We Need Better Incentives for Households to Reduce Electricty Consumption
Just like the NH and US economies are producing more goods and services with less and less energy content (as measured in BTUs per dollar of gross domestic product), so too is the NH economy producing more goods and services with the same or less electricity content. As the chart below shows, over the previous decade the total electricity consumed in NH (in kwhs) increased by just over 7% while real gross state product increased over 36%. The result is that electricity content (in terms of khws) per dollar of real NH GDP declined during the decade.
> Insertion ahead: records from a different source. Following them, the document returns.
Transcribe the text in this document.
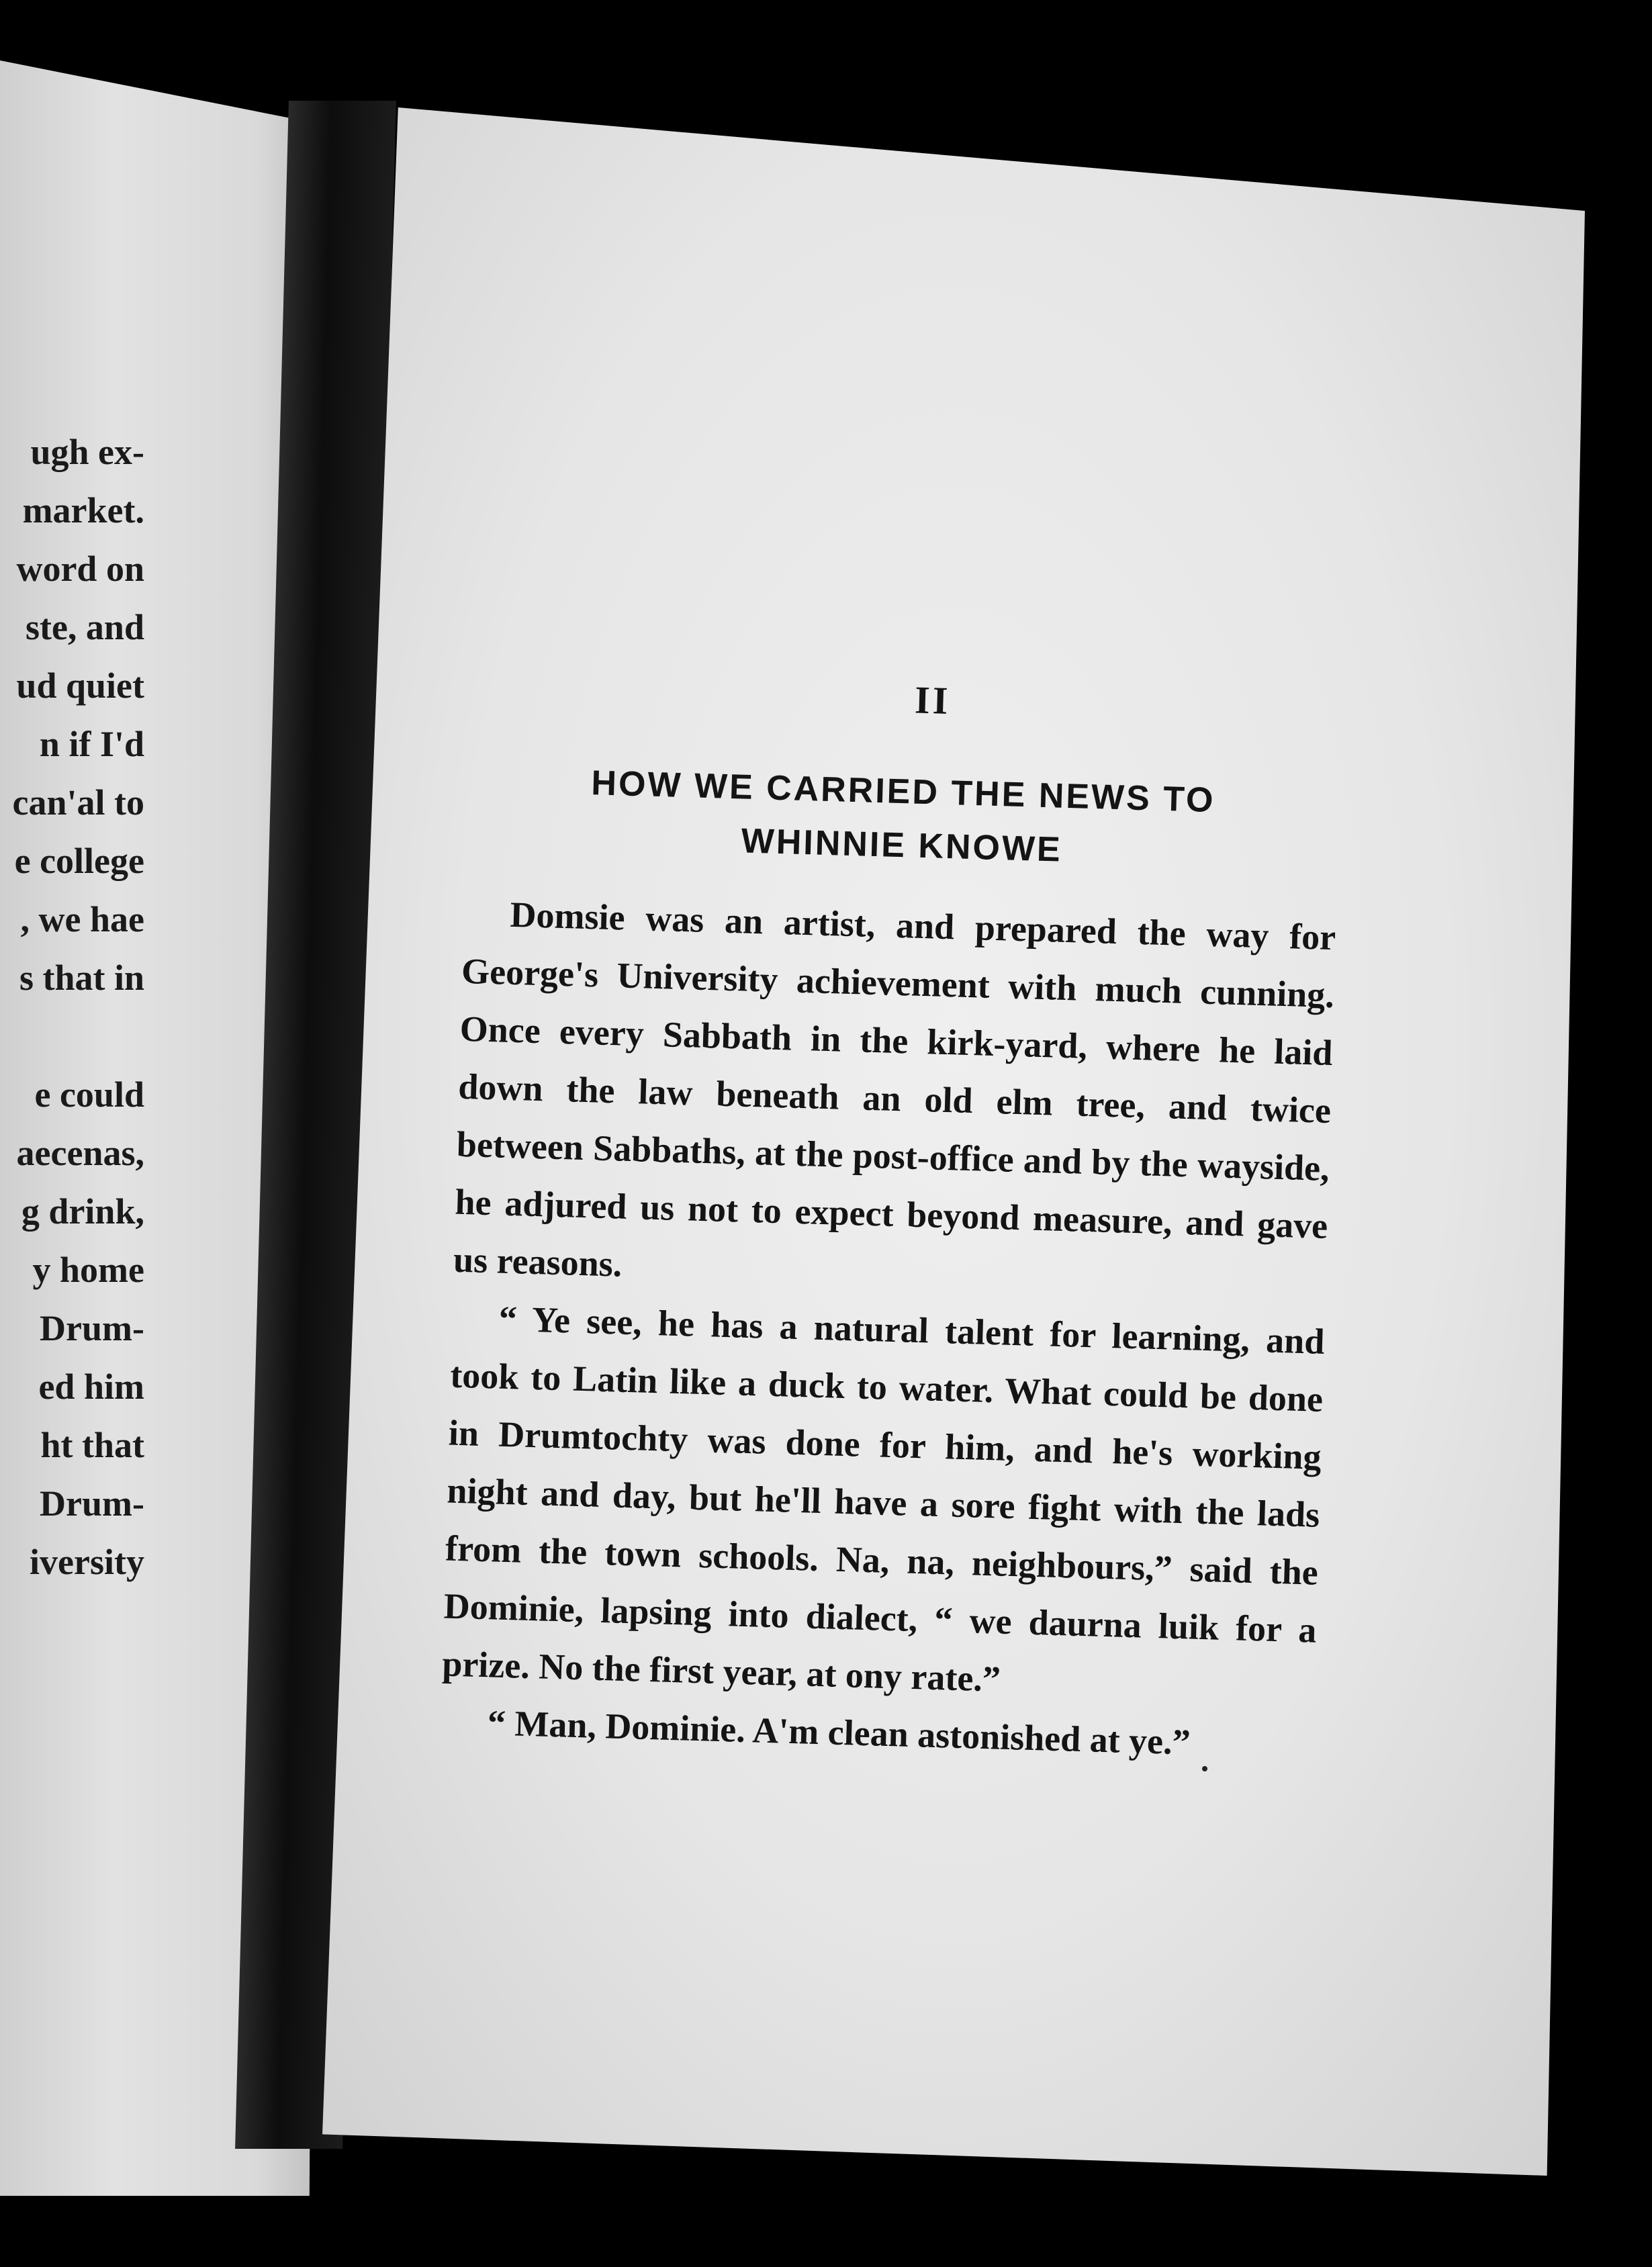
ugh ex-
market.
word on
ste, and
ud quiet
n if I'd
can'al to
e college
, we hae
s that in
e could
aecenas,
g drink,
y home
Drum-
ed him
ht that
Drum-
iversity
II
HOW WE CARRIED THE NEWS TO
WHINNIE KNOWE

Domsie was an artist, and prepared the way for George's University achievement with much cunning. Once every Sabbath in the kirk-yard, where he laid down the law beneath an old elm tree, and twice between Sabbaths, at the post-office and by the wayside, he adjured us not to expect beyond measure, and gave us reasons.

“ Ye see, he has a natural talent for learning, and took to Latin like a duck to water. What could be done in Drumtochty was done for him, and he's working night and day, but he'll have a sore fight with the lads from the town schools. Na, na, neighbours,” said the Dominie, lapsing into dialect, “ we daurna luik for a prize. No the first year, at ony rate.”

“ Man, Dominie. A'm clean astonished at ye.”
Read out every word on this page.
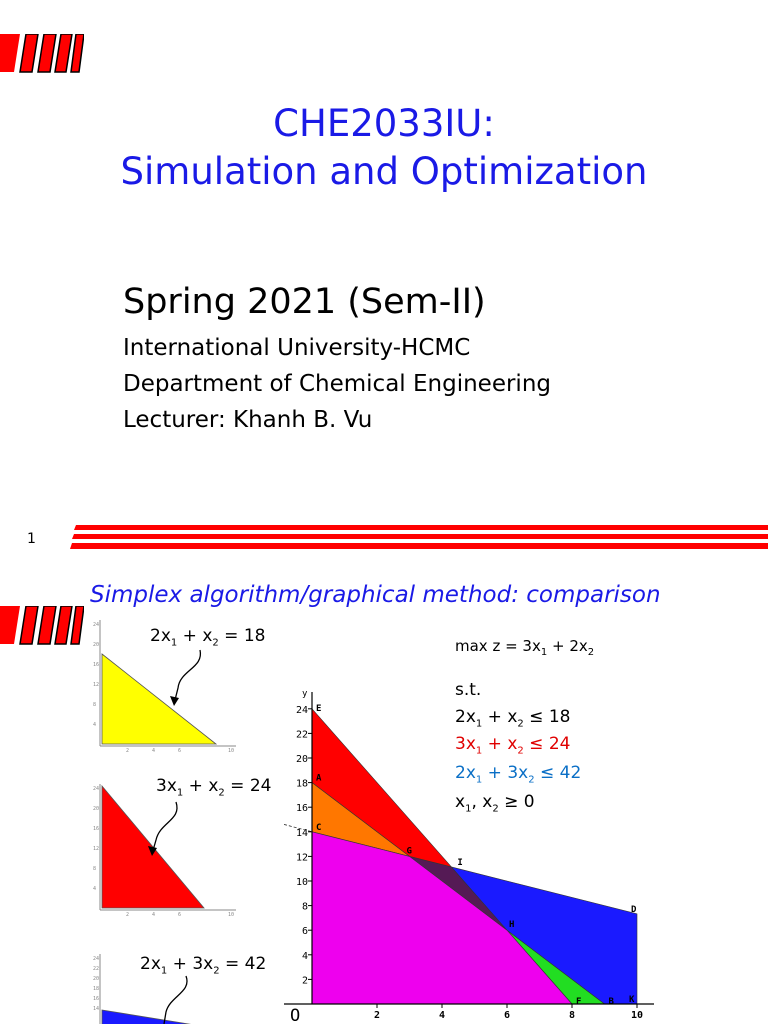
CHE2033IU:
Simulation and Optimization
Spring 2021 (Sem-II)
International University-HCMC
Department of Chemical Engineering
Lecturer: Khanh B. Vu
1
Simplex algorithm/graphical method: comparison
24
20
16
12
8
4
2	4	6	10
$2x_1 + x_2 = 18$
24
20
16
12
8
4
2	4	6	10
$3x_1 + x_2 = 24$
24
22
20
18
16
14
$2x_1 + 3x_2 = 42$
$\max z = 3x_1 + 2x_2$
s.t.
$2x_1 + x_2 \le 18$
$3x_1 + x_2 \le 24$
$2x_1 + 3x_2 \le 42$
$x_1$, $x_2 \ge 0$
2
4
6
8
10
12
14
16
18
20
22
24
2	4	6	8	10
y
E
A
C
G
I
H
D
F	B K
O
Conservation and a changing industry mix have gone a long way toward restraining electricity consumption but a steep recession also contributed. High electricity prices play a role in creating incentives for conservation but as the chart also shows, despite only a 7% increase in electricity consumption during the decade, total expenditures on electricity in NH increased by over 40% while expenditures by residential customers increased by over 50% during the decade. Unfortunately, in a regulated market that guarantees a rate of return for some producers of electricity and which depends on variable fuel costs, consumption of electricity and expenditures on electricity do not (for long) show the negative relationship that they do in many markets. I think this tends to discourages household conservation efforts because they see less evidence of the payback from their efforts, even less so than say in oil and gasoline markets. With gasoline or heating oil markets an individual or household can take steps to reduce consumption that yield tangible results in terms of reducing energy expenditures. Reducing oil or gasoline consumption won’t always reduce absolute expenditures, as in the case of very dramatic price spikes seen in the recent past, but consumers at least see (and feel) a direct impact on their cash outlays as a result of their conservation or consumption behaviors. But how do financial incentives for conservation affect consumers of electricity when guaranteed rates of return allow for electricity prices that offset the impact on expenditures of their conservation efforts? I think they produce what appears to be happening now in NH, the conservation efforts transform into just a quest for lower prices. Electricity consumers seek lower-cost providers of electricity who may not offer ceilings on future prices but who also don’t set a floor on prices because of guaranteed returns or because a shrinking base of customers requires guaranteed returns be paid for by fewer customers. I am all for lower electricity prices but I get to call myself an environmentalist when I support incentives for conservation. Such incentives will work best when they don’t yield only intermittent or temporary benefits
I don’t know whether the proposed Northern Pass Transmission Project (NPT) will actually result in lower prices for wholesale electricity or not. I’ve seen conflicting studies from proponents and opponents (by way of disclosure I conducted a study of the NPT employment impacts for competitors of the companies planning NPT but I did not examine impacts on electricity prices nor do I have any contracts or agreements with anyone opposing or competing with NPT). I do know that NH spent an estimated $1.616 billion on electricity in 2010 (the last year for which data is available from the U.S. Energy Information Agency).
That means if proponents of NPT are correct, and wholesale electricity prices in NH are reduced by about $25 million, and that wholesale price results in a similar reduction in retail electricity prices (?), then electricity expenditures in NH would be about 1.5% lower then they otherwise would be. Whether illusory or not, given the consumption and expenditure trends lines above, it is hard to see that this impact on wholesale electricity prices will have much of an impact on the high cost of electricity in NH.